Chapter 109
Unwi’s voice was calm, but there was resolute firmness beneath it. He continued speaking.
“To rule a region does not simply mean to extract its resources or profit from it. It comes with the obligation to protect that place, to safeguard its people, and to maintain its order.”
His gaze shifted to Ju Soa, who knelt before him.
“You should have taken up your swords and fought. Even if you couldn’t win. Even if it meant your death. That was your duty. And you also abandoned your rights.”
He looked at Wonyang. Then at Han Murin.
“In that moment—no, at the very least, during those five days I was gone—Yangryeong belonged to the Sacheon Alliance. And I didn’t accept you merely to install you as my puppets. Yet, even as you watched with your own eyes, you did nothing while mere martial artists from the Sacheon Alliance carried out inspections and seized control.”
The chill in Unwi’s eyes remained unchanged.
But it was not the blind rage of emotion—it was the unwavering chill born of principle.

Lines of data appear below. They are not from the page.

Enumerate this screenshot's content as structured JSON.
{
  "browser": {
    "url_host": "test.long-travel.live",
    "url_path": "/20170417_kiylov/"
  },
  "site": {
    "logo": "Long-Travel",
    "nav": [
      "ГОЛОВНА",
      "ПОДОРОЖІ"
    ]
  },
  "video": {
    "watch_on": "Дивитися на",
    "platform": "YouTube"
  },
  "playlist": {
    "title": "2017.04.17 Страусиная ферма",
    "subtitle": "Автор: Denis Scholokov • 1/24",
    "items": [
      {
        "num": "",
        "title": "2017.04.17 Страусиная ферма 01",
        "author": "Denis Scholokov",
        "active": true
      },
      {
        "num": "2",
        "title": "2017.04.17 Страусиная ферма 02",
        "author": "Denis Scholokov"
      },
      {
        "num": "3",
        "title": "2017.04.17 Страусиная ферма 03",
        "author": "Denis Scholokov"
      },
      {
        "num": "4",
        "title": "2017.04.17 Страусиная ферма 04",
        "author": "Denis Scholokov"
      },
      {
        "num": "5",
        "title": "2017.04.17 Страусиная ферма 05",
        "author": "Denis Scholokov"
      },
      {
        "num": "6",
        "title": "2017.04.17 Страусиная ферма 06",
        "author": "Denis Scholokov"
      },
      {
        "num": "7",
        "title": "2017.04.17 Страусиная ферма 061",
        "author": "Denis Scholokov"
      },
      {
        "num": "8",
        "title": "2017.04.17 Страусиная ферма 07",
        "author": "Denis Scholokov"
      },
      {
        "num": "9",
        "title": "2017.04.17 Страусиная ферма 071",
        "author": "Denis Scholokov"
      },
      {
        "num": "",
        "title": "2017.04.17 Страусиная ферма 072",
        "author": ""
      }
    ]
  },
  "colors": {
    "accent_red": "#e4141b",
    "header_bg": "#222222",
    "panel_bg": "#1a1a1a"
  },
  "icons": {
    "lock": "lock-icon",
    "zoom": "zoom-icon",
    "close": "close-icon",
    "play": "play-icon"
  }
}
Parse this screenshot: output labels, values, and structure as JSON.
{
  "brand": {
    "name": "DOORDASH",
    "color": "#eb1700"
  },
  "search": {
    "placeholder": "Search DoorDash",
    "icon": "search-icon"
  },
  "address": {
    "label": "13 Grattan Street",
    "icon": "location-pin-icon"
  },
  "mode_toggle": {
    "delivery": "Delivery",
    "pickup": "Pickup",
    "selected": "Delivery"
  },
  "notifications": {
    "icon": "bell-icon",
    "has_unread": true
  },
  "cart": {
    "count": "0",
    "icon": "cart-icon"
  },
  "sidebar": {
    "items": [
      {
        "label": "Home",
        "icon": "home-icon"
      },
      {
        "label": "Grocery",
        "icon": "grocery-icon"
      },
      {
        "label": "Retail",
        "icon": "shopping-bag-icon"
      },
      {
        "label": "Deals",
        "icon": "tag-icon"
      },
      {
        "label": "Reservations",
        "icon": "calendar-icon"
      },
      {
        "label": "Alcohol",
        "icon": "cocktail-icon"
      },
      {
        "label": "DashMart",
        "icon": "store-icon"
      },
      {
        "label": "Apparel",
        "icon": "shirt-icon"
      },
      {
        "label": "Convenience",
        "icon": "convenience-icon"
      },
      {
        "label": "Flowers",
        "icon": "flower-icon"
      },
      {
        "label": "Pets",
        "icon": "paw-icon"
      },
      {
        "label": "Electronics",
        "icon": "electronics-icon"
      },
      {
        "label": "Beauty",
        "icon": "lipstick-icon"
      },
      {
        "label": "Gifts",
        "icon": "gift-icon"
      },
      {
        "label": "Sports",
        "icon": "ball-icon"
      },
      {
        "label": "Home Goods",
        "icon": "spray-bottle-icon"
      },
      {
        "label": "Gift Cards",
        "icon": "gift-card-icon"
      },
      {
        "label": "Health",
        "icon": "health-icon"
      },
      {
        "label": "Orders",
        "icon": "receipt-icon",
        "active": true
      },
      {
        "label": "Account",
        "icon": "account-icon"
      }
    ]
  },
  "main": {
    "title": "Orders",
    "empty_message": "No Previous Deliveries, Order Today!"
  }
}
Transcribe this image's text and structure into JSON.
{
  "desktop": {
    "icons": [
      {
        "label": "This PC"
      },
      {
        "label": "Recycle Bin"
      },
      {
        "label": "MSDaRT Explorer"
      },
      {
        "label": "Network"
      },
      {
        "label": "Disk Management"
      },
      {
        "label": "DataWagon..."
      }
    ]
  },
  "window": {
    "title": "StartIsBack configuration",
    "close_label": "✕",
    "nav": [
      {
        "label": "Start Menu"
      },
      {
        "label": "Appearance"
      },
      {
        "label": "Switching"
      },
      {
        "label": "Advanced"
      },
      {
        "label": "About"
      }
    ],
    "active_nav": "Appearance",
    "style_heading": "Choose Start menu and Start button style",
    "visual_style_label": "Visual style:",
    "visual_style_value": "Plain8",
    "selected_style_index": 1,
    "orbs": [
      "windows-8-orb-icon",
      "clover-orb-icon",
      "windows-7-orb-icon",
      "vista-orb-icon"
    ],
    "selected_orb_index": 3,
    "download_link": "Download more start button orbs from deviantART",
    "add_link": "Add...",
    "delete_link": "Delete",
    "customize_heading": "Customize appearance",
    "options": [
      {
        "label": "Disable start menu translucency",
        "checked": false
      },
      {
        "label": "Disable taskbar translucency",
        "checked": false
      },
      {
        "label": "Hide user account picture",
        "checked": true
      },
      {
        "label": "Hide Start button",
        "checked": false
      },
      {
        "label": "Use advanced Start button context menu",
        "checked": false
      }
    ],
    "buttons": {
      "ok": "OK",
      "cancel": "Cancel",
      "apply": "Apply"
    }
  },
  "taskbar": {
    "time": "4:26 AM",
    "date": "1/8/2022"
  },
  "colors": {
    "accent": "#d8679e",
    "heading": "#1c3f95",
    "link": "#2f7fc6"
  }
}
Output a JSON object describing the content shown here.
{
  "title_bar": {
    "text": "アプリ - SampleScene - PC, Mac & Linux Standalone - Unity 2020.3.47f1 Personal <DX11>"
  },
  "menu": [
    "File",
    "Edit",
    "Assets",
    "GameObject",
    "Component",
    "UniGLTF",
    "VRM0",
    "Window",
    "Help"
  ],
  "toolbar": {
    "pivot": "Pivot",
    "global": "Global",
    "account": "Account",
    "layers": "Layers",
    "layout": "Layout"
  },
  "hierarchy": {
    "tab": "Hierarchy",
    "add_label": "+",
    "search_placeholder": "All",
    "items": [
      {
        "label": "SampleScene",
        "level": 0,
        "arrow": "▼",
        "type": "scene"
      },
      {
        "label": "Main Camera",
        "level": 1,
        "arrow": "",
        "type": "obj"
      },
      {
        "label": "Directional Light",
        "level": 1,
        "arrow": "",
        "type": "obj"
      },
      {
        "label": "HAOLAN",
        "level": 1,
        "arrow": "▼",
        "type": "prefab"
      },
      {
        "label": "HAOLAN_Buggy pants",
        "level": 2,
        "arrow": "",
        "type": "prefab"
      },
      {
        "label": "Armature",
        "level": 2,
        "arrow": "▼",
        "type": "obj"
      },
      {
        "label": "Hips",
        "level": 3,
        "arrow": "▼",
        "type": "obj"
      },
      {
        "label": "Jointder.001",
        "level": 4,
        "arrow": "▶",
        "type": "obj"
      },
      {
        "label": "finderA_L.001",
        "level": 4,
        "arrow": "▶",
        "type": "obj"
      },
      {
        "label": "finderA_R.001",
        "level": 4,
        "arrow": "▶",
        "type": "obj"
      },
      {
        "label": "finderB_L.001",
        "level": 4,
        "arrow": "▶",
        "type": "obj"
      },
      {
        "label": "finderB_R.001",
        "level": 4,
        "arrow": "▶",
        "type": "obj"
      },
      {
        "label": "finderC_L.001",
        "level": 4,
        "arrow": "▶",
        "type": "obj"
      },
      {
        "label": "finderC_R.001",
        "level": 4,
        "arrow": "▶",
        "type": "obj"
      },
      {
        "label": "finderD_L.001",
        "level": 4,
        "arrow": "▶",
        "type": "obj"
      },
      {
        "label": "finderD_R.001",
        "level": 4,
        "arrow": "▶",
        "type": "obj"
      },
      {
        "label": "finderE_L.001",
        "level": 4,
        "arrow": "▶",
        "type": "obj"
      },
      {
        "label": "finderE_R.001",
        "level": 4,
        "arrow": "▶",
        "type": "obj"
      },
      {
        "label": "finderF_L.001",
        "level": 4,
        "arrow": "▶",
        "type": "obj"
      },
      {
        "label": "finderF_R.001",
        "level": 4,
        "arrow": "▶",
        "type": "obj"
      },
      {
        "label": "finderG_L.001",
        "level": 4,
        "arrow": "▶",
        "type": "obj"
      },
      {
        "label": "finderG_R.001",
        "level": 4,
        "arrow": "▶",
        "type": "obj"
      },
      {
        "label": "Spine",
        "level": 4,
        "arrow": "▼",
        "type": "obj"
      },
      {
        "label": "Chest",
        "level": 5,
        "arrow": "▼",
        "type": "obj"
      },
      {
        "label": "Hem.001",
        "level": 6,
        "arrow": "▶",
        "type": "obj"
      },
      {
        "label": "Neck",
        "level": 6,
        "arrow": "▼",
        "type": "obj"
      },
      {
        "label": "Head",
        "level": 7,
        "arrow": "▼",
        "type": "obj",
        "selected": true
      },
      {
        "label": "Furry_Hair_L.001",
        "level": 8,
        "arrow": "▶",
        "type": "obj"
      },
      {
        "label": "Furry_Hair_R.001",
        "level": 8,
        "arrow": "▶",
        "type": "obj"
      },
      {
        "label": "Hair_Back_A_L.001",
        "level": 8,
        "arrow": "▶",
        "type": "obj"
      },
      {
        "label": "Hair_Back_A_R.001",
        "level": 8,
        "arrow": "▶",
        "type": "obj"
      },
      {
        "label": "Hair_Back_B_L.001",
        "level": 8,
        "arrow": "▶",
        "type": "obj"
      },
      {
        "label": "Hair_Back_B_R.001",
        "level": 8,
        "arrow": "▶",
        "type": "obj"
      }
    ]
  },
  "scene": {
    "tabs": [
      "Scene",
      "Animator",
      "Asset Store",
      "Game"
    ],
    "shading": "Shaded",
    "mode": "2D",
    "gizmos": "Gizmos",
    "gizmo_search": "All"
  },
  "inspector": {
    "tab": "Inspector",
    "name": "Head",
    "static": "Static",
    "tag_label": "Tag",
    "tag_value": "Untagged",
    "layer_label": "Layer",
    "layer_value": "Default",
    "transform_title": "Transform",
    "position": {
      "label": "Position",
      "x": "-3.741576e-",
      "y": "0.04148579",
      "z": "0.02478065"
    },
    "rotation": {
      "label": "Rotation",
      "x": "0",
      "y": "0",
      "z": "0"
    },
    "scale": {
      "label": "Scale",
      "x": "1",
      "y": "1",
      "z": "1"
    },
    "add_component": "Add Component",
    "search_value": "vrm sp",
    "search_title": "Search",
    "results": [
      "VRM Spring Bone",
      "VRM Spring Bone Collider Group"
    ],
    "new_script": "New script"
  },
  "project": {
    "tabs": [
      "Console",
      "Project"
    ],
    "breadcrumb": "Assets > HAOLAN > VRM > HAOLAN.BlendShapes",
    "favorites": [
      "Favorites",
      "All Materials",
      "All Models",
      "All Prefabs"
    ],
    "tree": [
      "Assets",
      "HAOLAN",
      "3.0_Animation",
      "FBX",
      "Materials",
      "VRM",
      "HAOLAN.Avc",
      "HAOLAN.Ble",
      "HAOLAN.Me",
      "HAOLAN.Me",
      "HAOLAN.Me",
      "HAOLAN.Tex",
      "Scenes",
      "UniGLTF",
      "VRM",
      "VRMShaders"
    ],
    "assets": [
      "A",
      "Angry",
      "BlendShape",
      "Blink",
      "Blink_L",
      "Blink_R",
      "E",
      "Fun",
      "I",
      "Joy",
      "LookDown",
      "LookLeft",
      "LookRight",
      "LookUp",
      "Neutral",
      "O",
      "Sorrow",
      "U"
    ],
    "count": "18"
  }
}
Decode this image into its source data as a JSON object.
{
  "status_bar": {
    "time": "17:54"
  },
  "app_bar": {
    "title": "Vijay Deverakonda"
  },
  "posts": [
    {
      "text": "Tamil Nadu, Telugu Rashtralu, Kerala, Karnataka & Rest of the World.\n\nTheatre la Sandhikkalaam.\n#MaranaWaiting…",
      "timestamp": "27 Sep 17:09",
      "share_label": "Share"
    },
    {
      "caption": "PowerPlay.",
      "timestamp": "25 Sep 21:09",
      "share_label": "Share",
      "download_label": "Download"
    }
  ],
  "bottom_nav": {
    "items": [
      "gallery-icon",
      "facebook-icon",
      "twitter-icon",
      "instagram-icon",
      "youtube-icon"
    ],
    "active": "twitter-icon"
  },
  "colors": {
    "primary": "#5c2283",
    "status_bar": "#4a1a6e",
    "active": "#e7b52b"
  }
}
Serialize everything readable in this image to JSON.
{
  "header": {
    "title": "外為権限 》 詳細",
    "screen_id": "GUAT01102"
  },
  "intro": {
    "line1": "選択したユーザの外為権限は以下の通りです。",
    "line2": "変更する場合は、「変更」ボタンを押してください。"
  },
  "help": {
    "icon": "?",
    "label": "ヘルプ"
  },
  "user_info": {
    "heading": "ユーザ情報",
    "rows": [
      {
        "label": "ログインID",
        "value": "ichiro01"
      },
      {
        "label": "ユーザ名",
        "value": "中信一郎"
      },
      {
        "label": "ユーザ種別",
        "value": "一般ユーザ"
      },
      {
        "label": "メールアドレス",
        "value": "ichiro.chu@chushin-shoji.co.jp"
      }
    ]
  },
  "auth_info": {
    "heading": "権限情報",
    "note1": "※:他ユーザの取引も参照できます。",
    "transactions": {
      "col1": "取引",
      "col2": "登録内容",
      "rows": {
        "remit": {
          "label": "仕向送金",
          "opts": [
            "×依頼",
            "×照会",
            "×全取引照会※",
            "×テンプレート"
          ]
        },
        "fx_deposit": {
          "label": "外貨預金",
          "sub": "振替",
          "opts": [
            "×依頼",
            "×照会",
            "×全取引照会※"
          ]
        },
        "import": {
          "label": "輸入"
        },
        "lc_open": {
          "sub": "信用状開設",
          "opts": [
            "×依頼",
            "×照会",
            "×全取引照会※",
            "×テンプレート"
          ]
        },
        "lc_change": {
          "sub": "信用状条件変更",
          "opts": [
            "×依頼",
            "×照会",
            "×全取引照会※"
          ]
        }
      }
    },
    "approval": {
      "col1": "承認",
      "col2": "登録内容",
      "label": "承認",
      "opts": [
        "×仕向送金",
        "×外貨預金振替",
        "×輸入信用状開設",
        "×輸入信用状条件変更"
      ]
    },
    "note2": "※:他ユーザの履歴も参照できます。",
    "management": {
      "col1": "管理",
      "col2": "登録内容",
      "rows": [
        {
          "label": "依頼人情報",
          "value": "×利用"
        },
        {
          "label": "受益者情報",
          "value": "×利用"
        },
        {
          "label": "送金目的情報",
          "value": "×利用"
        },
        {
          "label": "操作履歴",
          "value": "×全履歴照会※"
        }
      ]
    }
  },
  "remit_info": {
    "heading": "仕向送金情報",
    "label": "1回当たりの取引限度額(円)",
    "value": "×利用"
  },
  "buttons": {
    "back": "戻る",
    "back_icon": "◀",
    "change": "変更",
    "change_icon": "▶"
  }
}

“My disappointment with you does not stem from your inability to think as I do. It is because you, as martial artists—and beyond that, as people—abandoned the most fundamental sense of responsibility.”
That was why it came down to duty and right.
Unwi was truly angry.
Not out of impulse, but from principle, conviction, and responsibility—refined by wisdom and experience from his past life, it had become an unshakable philosophy.